Я пребывала в раздумьях о моих дальнейших действиях, когда из-за угла появился мужчина в пальто с пелериной. Несмотря на снегопад, он нес сложенный зонтик. В его руках также была свернутая в трубочку газета.
Он радушно кивнул, доставая ключи.
— Мистер Гэт? — предположила я.
Мужчина изумленно нахмурился, но потом медленно и широко улыбнулся.
— Господи, нет. Мистер Гэт, как и Джейкоб Марли, мертв уже семь лет. На самом деле шесть, но цифра семь арифметически куда приятнее, не так ли?
Должно быть, на моем лице отобразилось уныние.
— Неважно, — продолжил он. — Несмотря на безвременную кончину мистера Гэта, его безутешные наследники продолжают крутить ту же шарманку, тянуть ту же лямку. Чем я могу помочь? Хотя погоди-ка. Вместо того чтобы замерзнуть до смерти на крыльце, я предлагаю хлебнуть чайку у меня в кабинете. Тебе знакомо слово «хлебнуть»? Это американизм. В прошлом году я вычитал его в книге о рыбалке на мушку в Колорадо. Слишком хорошее словечко, чтобы не ввести его в обиход, как ты считаешь?
— Да, — выдавила я.
— Входи, входи, — пригласил он, толкая разбухшую от влаги дверь плечом.
Внутри мы отряхнули снег с ног на древнем джутовом коврике, и я пошла следом за мужчиной на второй этаж. Его офис напоминал пещеру, вырезанную в скале из книг. От пола до потолка, от стены к стене — повсюду были угрожающие обвалиться стопки книг. Любая доступная поверхность служила основанием для шаткого книжного сооружения, и эти горы напомнили мне Пизанскую башню или огромные термитники в Эфиопии, виденные на фотографиях.
— Присаживайся, — пригласил он, принимая мое пальто и убирая стопку книг с кресла, которое, судя по виду, было чиппендейловским. — Итак, меня зовут Фрэнк Борли. Чем могу быть полезен, мисс…?

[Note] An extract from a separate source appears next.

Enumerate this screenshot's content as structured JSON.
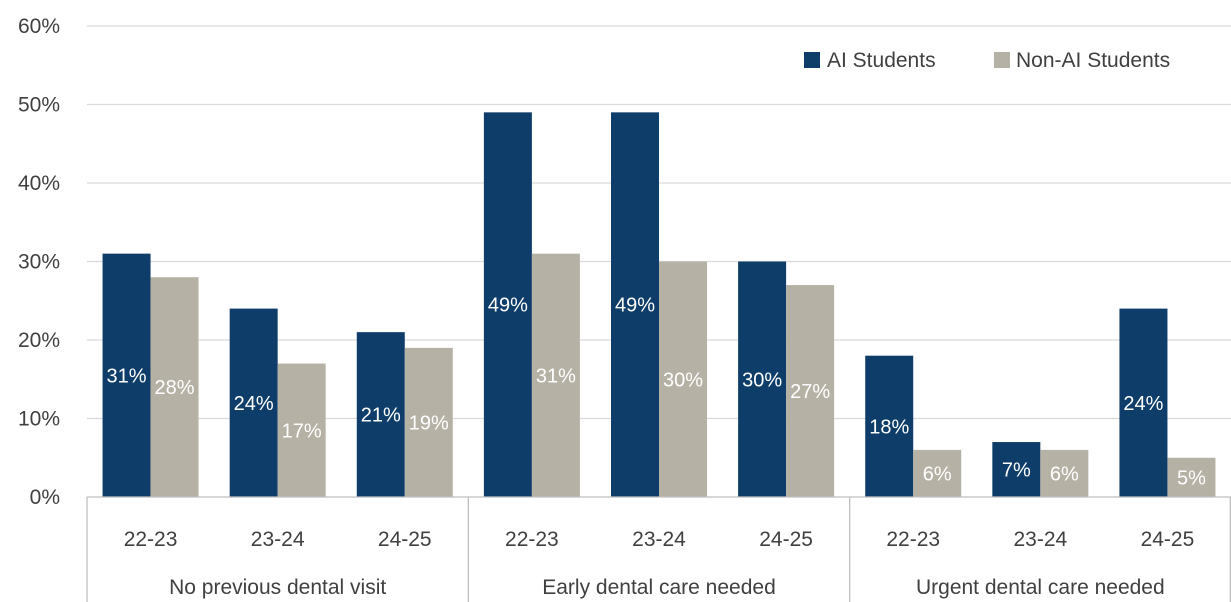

— Де Люс, — представилась я, устроившись в кресле. — Флавия де Люс. Я провожу исследование о жизни одного из ваших покойных работодателей. — Поскольку я не знала фамилии, мне пришлось выкручиваться. Я подалась вперед, понизила голос и с заговорщицким видом добавила: — Несколько лет назад она утонула, ныряя в Средиземном море.
— Господи! — воскликнул он. — Луиза Конгрив?
Это был вопрос, но не вопросительный. Я выдержала паузу.
— Она была теткой моей подруги, — сказала я, и это была почти правда. — Семья хочет написать ее биографию.
А это совсем не правда.
— Я знаю, она жила увлекательной жизнью, — продолжила я. — Мне хотелось бы пообщаться с людьми, которые ее знали. И я подумала, почему бы не начать отсюда.
— И семья Луизы дала тебе разрешение?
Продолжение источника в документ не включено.